Allow to specify a format for stdin/stdout

Open whocares0101 opened this issue 7 years ago • 5 comments

Using - as output returns something but not a png image, didn't try stdin yet. I'd like to transcode from png to flif and back to png through stdin/stdout from a python script, without temporary files.

whocares0101 avatar Jan 26 '18 18:01 whocares0101

FWIW, the flif decode of a flif file piped into 'file -' gives me: /dev/stdin: Netpbm image data, size = 3648 x 2736, rawbits, pixmap

Also, FWIW, trying to encode an apparently correct png file to flif caused a segmentation fault in my build made just now. But I'm running this headless over ssh so can't see if the png file looks right - although I can just about make it out using tiv. It was created using imagemagic's convert tool from a jpeg file. This machine has only 2GB of RAM but if it is ram limited it's tearing through that rather rapidly. Maybe I'll try enabling swap tomorrow though.

From a quick grok of the source it seems a number of the command line arguments are passed through verbatim to flif-dec, and it looks to me like it hasn't decoded the output file type by then, so presumably along with the new options in flif.cpp, new code to decode that option will need to be written somewhere else (probably in flif-dec.cpp)

williain avatar Jan 27 '18 03:01 williain

@whocares0101 What is the purpose of transcoding via a lossless format? You can do something like flif -e input.png - | flif -d - - | convert - output.png (or just flif -e input.png - | flif -d - output.png), but unless there's a bug in FLIF, that is just a very slow way of doing cp input.png output.png ;) (or rather something like convert input.png output.png)

If you want to see what the result of doing lossy FLIF would look like, you can use e.g. flif input.png -Q50 output.png. No need to actually do a FLIF encoding then (unless you want to know the size of the FLIF file, but then a temporary file is the easiest way to get that size).

@williain Do you have the problem with any PNG file or with just one? Could you share the problematic PNG? Or the verbose output of an encode attempt (with -vvvvvv or so)...
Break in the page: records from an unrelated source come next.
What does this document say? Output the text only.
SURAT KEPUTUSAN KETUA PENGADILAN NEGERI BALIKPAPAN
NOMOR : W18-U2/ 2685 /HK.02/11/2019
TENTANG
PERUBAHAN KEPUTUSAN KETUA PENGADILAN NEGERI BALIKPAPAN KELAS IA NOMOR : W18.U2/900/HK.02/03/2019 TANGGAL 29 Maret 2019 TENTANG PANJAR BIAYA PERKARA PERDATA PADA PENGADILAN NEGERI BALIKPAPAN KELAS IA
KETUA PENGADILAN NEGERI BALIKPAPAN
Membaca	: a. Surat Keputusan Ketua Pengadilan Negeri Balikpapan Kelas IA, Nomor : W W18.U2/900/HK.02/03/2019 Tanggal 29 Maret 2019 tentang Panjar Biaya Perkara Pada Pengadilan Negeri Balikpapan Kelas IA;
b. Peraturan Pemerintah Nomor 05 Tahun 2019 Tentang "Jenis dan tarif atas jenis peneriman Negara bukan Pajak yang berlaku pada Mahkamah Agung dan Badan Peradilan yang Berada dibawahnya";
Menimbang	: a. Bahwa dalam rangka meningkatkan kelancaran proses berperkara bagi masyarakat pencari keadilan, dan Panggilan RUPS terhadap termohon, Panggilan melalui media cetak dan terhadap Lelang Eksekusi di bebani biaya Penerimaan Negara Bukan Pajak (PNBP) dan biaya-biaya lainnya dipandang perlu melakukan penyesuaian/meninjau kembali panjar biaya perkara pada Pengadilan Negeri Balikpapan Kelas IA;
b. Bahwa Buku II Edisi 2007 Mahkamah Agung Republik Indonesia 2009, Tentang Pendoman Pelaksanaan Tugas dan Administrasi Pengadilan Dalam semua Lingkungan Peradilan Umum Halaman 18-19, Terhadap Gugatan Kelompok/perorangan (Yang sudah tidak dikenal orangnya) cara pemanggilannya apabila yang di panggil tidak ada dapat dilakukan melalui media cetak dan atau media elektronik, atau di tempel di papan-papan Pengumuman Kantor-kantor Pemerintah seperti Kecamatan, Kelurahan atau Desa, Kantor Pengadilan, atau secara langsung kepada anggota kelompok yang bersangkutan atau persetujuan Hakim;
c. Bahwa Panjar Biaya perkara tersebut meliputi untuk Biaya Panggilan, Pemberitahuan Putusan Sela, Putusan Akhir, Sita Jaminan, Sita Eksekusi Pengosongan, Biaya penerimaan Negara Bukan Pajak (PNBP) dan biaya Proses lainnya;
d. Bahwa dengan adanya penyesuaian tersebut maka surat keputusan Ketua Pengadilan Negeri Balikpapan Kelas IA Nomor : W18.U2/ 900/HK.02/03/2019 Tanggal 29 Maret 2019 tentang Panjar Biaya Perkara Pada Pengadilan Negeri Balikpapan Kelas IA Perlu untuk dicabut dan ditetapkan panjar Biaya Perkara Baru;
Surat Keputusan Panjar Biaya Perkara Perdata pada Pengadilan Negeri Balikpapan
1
jonsneyers avatar Jan 30 '18 11:01 jonsneyers

@jonsneyers On disk storage, convert a png file to flif to save space and later convert it back to png when needed.

whocares0101 avatar Jan 30 '18 16:01 whocares0101

So you can use flif -e input.png - and the output to stdout will be a FLIF file. And for the other direction you can use flif -d input.flif - | convert - png:- and the output to stdout will be a PNG file.

But if it is about saving space on disk, why not use the filenames directly instead of going through stdout? Just flif input.png output.flif and flif output.flif backtopng.png will work...

jonsneyers avatar Feb 09 '18 10:02 jonsneyers

The place in my code where I'd like to convert PNG files to FLIF receives a bytes object and not a filename because the data was supplied by an http request. Also I'm using windows and I'd really like to keep the external binaries to a minimum. FLIF already can read/write PNG files, is it really so much work to add an option for this? For stdin auto-detection would be a nice thing and for stdout the possibility to select a format seems a reasonable thing to have.